Occupazione nelle Tre Valli e le belle parole del Cds

«Evasiva» è il giudizio sindacale sulla risposta del governo cantonale ai 420 lavoratori delle Tre Valli. A inizio estate il governo era stato interpellato per un impegno concreto sull’impiego nella regione, considerato molto incerto. La risposta è arrivata ma non convince. Nei mesi estivi, il Consiglio di Stato ticinese ha risposto a due sollecitazioni provenienti dai salariati cantonali, dalla regione Tre valli e della vendita.


L’8 giugno invece circa trecento persone avevano percorso le vie di Biasca, rivendicando il diritto allo sviluppo economico della regione finalizzata ad arginare la precarietà dilagante.
Al corteo parteciparono anche operai di un settore professionale storico della regione, gli scalpellini, per protestare contro un padronato che vuole riportarli indietro di cento anni, abolendo i diritti conquistati a un duro prezzo proprio un secolo fa.


La manifestazione di giugno, chiedeva il rispetto generale delle tutele dei diritti dei salariati della regione e la partecipazione democratica dei dipendenti sui posti di lavoro. Una manifestazione definita storica, poiché era dagli anni 80, ai tempi della chiusura dell’acciaiera Monteforno, che non si tenevano manifestazioni simili nel capoluogo della Riviera.
In quell’occasione era stata consegnata al Consiglio di Stato una petizione sottoscritta da 421 cittadini residenti nella regione Tre valli, preoccupati per il futuro dei posti di lavoro e dei diritti dei salariati. Nel testo si chiedeva al governo di avviare una seria promozione economica regionale, finalizzata a garantire un futuro solido all’impiego della zona.

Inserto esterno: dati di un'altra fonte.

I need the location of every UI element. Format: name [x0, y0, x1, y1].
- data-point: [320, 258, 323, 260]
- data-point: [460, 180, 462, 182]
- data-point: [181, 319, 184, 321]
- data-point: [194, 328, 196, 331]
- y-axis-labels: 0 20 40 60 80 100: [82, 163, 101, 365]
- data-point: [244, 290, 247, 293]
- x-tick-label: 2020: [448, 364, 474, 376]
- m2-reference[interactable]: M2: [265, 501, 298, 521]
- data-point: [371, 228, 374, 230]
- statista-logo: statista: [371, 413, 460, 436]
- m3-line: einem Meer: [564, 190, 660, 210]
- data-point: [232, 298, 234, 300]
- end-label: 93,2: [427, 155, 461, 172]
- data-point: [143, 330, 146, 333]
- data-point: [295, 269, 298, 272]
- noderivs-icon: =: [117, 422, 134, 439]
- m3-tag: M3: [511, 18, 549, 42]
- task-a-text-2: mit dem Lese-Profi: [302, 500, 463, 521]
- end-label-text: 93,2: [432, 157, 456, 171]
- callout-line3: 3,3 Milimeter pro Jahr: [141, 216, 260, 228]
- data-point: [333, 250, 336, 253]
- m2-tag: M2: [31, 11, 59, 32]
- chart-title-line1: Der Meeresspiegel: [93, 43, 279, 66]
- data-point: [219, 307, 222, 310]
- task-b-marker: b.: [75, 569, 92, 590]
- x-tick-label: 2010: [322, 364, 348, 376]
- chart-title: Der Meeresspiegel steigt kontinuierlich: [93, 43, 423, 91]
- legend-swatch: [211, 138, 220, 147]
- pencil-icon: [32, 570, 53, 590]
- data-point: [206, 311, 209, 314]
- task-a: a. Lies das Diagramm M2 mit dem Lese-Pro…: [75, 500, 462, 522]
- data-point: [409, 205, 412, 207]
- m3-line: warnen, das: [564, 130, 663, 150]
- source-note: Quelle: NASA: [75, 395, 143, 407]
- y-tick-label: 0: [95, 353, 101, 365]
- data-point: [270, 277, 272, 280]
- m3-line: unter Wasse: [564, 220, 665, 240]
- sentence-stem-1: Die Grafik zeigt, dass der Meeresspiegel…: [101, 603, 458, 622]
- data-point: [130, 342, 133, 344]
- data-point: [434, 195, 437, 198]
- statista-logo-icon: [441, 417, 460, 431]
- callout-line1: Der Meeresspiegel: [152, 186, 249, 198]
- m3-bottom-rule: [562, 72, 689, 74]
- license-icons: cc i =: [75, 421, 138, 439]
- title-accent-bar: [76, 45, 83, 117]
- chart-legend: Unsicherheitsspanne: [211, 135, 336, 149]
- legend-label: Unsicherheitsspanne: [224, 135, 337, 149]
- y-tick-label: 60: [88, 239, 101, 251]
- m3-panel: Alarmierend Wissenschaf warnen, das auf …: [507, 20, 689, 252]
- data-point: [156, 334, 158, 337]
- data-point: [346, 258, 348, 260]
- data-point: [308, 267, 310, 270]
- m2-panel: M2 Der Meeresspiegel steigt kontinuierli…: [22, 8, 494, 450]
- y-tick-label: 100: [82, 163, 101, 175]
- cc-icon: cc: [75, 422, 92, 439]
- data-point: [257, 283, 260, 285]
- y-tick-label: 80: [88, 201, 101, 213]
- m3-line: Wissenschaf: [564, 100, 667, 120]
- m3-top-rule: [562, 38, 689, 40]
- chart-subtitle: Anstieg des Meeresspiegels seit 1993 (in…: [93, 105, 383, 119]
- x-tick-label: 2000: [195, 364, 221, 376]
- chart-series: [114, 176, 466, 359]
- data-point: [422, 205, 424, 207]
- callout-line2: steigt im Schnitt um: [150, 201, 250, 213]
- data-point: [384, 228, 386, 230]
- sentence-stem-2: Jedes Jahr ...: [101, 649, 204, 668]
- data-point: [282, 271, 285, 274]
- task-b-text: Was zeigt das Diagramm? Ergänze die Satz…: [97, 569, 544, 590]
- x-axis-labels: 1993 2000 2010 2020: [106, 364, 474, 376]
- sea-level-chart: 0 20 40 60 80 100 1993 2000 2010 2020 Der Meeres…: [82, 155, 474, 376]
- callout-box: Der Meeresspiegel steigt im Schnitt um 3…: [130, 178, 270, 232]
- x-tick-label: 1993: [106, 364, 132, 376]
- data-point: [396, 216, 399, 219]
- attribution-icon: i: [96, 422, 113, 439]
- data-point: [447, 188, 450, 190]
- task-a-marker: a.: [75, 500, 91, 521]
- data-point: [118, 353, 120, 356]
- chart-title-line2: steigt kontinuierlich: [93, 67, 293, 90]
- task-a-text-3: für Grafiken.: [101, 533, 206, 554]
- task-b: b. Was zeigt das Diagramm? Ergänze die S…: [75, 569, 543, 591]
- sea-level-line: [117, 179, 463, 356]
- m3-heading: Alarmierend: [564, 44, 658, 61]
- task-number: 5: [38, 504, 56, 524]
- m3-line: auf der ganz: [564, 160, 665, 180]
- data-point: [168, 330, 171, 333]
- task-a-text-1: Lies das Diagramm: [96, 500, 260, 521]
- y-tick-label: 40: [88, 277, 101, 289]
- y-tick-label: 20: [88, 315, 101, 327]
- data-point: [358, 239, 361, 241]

In altre parole, basta regalare soldi pubblici ad aziende che non versano stipendi minimi da 4mila franchi, che si disinteressano dei diritti dei dipendenti rifiutandosi di sottoscrivere contratti collettivi e dell’ambiente non applicando principi ecosostenibili.
Nel corso dell’estate il governo ha risposto alla petizione. «Evasiva» è il giudizio del sindacato Unia, riassunto nelle parole di Gianluca Bianchi, segretario sindacale.
«Il Consiglio di Stato ha risposto con belle promesse d’impegno, citando numerosi enti, studi o leggi “in stato avanzato di elaborazione”. Dei fatti però non vi è traccia. I 420 operai sono persone concrete. Si aspettavano delle soluzioni pratiche, non belle parole».


In effetti, nella risposta governativa si citano l’Ente regionale per lo sviluppo Bellinzonese e Valli, l’Agenzia regionale di sviluppo, l’Ente turistico locale e le Commissioni regionali dei trasporti. Quali misure abbiano concretizato o stiano attuando per favorire la creazione di posti di lavoro, resta molto vago nella risposta.
Un altro ente citato quale impegno del governo per il lavoro nelle Tre Valli, è San Gottardo 2020. Visionando il sito internet, tra progetti realizzati e in corso, si va dai prospetti per turisti alle gare d’auto e di biciclette sul passo. Di creazione di posti di lavoro duraturi non vi è traccia.


Nella sua risposta, il cantone fa riferimento alla Zona industriale d’interesse cantonale di Biasca, «stimolata e monitorata da decenni». La replica di Bianchi è perentoria. «L’ultimo studio di monitoraggio risale a 10 anni fa. Da allora, molte ditte hanno chiuso. Oggi, purtroppo, solo nel caso di un’azienda insediata nella zona industriale di Biasca si può parlare di un futuro solido». In sostanza, cosa vi aspettereste dal governo? «Un coinvolgimento e una partecipazione diretta da chi conosce la realtà locale, da cui possono nascere soluzioni pratiche e velocemente realizzabili». Può fare un esempio? «Basterebbe cambiare il piano regolatore aggiungendo una parola: zona industriale e artigianale. Vi sono tante micro imprese artigianali consolidate sul territorio, che annualmente creano posti di lavoro. Sarebbero ben felici di allargare i propri spazi se avessero la possibilità di trasferirsi nella zona industriale, assumendo nuovi dipendenti».